Por Daniel Pardo
El popular cuento infantil de los hermanos Grimm, Blancanieves, tuvo muchas versiones desde su primera publicación en 1812, aunque siempre contó con siete enanitos, además de la protagonista estelar, el espejo y la malvada madrasta. La decisión de Carl Honoré de reducir la cantidad de personajes en la lectura nocturna que le hacía a su hijo, para agilizar ese momento, provocó una transformación en su vida.
Carl Honoré es periodista, escritor y conocido en el mundo como el impulsor del movimiento Slow. Es autor de los best sellers Elogio de la lentitud, La lentitud como método y Bajo presión.
“Yo era un correcaminos, pasaba volando por la vida, la estaba acelerando en vez de vivirla”, recordó desde Londres. Y mencionó la anécdota que lo empujó a una profunda reflexión, cuando ensayó una lectura dinámica de Blancanieves y, en su versión acelerada, asomaron apenas tres enanitos. Su hijo lo interrumpió atento y preguntó: “Papá, ¿qué pasó con el gruñón?”.

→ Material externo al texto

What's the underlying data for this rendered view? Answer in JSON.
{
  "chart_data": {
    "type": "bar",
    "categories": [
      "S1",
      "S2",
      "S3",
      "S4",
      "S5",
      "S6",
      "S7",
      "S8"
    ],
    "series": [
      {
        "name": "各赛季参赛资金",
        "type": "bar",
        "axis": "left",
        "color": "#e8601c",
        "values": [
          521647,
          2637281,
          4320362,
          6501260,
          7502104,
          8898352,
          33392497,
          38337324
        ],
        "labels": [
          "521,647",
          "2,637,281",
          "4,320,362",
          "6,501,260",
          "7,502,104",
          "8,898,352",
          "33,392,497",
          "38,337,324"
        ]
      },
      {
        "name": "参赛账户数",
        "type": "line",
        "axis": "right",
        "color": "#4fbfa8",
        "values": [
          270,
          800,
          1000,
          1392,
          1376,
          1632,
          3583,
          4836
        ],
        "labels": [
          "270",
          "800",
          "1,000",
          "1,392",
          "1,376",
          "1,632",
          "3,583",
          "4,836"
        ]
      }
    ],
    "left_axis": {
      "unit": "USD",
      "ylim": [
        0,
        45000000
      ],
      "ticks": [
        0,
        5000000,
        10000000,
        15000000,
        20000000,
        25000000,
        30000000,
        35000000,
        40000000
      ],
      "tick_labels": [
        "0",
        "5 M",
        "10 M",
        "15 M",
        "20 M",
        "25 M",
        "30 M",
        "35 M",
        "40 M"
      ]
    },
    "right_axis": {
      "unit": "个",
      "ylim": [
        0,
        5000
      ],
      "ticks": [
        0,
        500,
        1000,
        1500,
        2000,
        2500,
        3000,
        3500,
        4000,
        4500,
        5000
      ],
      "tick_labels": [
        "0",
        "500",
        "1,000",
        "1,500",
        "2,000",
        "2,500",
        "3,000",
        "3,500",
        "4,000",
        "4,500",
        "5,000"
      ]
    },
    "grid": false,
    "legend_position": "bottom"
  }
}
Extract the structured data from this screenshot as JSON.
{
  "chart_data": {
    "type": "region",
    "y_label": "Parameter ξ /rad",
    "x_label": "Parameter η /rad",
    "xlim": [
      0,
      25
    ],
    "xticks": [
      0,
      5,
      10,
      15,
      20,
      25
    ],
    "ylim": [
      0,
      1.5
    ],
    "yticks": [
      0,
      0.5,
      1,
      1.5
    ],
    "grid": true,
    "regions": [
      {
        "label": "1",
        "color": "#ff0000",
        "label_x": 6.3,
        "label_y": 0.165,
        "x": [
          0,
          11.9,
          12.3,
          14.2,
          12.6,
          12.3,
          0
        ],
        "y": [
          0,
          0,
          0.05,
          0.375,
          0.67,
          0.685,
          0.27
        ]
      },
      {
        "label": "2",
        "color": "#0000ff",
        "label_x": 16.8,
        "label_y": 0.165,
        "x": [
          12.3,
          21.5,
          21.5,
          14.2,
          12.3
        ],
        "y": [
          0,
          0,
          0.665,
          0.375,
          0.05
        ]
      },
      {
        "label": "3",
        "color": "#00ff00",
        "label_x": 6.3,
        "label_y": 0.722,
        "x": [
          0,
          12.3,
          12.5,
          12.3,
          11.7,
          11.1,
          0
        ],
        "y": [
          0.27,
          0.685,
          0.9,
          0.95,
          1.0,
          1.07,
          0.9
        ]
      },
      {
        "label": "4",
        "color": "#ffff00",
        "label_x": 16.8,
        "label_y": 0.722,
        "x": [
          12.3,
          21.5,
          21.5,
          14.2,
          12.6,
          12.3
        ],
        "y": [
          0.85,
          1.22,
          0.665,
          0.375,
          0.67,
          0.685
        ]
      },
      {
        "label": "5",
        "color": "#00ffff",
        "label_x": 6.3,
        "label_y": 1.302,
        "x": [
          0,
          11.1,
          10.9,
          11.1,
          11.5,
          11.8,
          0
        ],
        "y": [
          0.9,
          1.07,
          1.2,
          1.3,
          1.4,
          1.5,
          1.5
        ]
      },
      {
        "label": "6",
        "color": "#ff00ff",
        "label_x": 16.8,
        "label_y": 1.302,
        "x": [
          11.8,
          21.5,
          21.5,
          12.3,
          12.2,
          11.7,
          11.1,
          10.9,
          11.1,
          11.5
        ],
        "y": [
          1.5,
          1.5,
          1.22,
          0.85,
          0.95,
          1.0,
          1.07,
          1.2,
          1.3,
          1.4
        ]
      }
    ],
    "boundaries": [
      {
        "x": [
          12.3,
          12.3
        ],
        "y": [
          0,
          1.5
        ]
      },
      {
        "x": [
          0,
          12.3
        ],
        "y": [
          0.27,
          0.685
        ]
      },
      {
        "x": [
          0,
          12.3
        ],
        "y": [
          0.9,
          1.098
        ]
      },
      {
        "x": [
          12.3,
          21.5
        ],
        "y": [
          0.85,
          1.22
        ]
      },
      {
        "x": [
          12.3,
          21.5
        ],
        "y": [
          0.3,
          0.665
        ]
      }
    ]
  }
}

Honoré contó que había conocido la oferta de libros de cuentos antes de dormir “en un minuto” y pensó, en un primer momento, que era la solución. Sin embargo, de inmediato afloró una segunda reacción, en la que se preguntó: “¿Hasta dónde he llegado?”. Ese fue su punto de inflexión.
“Vivimos en un mundo laboral que nos exige más trabajo en menos tiempo”, señaló sobre uno de los motores que aceleran nuestras vidas, junto al fenómeno del hiperconsumo. “Y caemos, entonces, en un círculo vicioso”, agregó. Mencionó también que otro elemento relevante de esta cultura de la velocidad es la tecnología. “No es un mal en sí mismo. Podemos usarla de una manera sabia y humana, y saber cuándo debemos desconectarnos”, apuntó y consideró que el teléfono celular es «un arma de destrucción masiva contra la lentitud».
Para Honoré, mucha gente elige una vida rápida, acelerada y llena de distracciones para escaparse y huir de los problemas profundos. “Ganamos cuando pisamos el freno y el encuentro es con uno mismo. A muchos nos da miedo al principio”, dijo, y consideró que evitar ocuparnos de este aspecto es como cuando un niño no hace sus deberes y debe enfrentarse a un examen para el que no está preparado.

Cuando estamos atascados en “fast forward” —continuó— no hacemos los deberes metafísicos, psicológicos y espirituales, “que son la fuente de una vida bien vivida”.
El periodista aclaró que el movimiento Slow no se trata de hacer todo a paso de tortuga. “Eso es absurdo”, sostuvo. Se trata, explicó, de encontrar el tempo justo, la velocidad adecuada. Y eligió a Lionel Messi como ejemplo magistral. “Los mejores jugadores de fútbol tienen algo en común: no tienen prisa, manejan el tiempo. Son practicantes espectaculares del movimiento Slow porque saben cuándo ir rápido y cuándo ir lento. Esa es la magia de la vida, en el ámbito que quieras”.
“Cuando corremos a nivel individual o colectivo no tenemos tiempo para desafiar el statu quo”, señaló Honoré.
Cuando tomó la decisión de hacer un cambio en su vida, sus amigos se rieron porque lo conocían como una persona muy acelerada. “Mi desaceleración tuvo un efecto dominó, una reacción en cadena, que contagió a los demás”, describió. También recordó un proverbio africano que subraya que la lentitud va de la mano de la conexión humana: “Si quieres ir rápido, ve solo; si quieres ir lejos, vayan juntos”.

Aseguró que el beneficio primordial de la lentitud es la conexión con los demás: las relaciones humanas mejoran. La capacidad de estar presente en el momento y de vivirlo plenamente genera una vida digna. Sin embargo, cuando la sociedad vive en la vorágine, sacrifica muchas cosas. “Cuanto más rápido, más soledad”, sintetizó.
Para Honoré, hoy estamos más conectados que nunca, aunque también nos sentimos más solos que nunca. “La miel de la vida humana es la conexión social y eso se está perdiendo”, se lamentó.
Hay un aspecto particularmente relevante del movimiento Slow en la identidad de las sociedades. Para Honoré, cuando corremos a nivel individual o colectivo, “no tenemos tiempo para desafiar el statu quo”. Señaló que no logramos detenernos y analizar de forma profunda los sistemas económico y político para provocar una transformación. Perdemos la mirada de largo plazo y quedamos aferrados a la lista de quehaceres de la semana.
El escritor canadiense está convencido de que una sociedad rápida suele ser injusta y genera una distribución menos equitativa. En cambio, sostuvo que “la lentitud ofrece la posibilidad de crear una sociedad más justa”.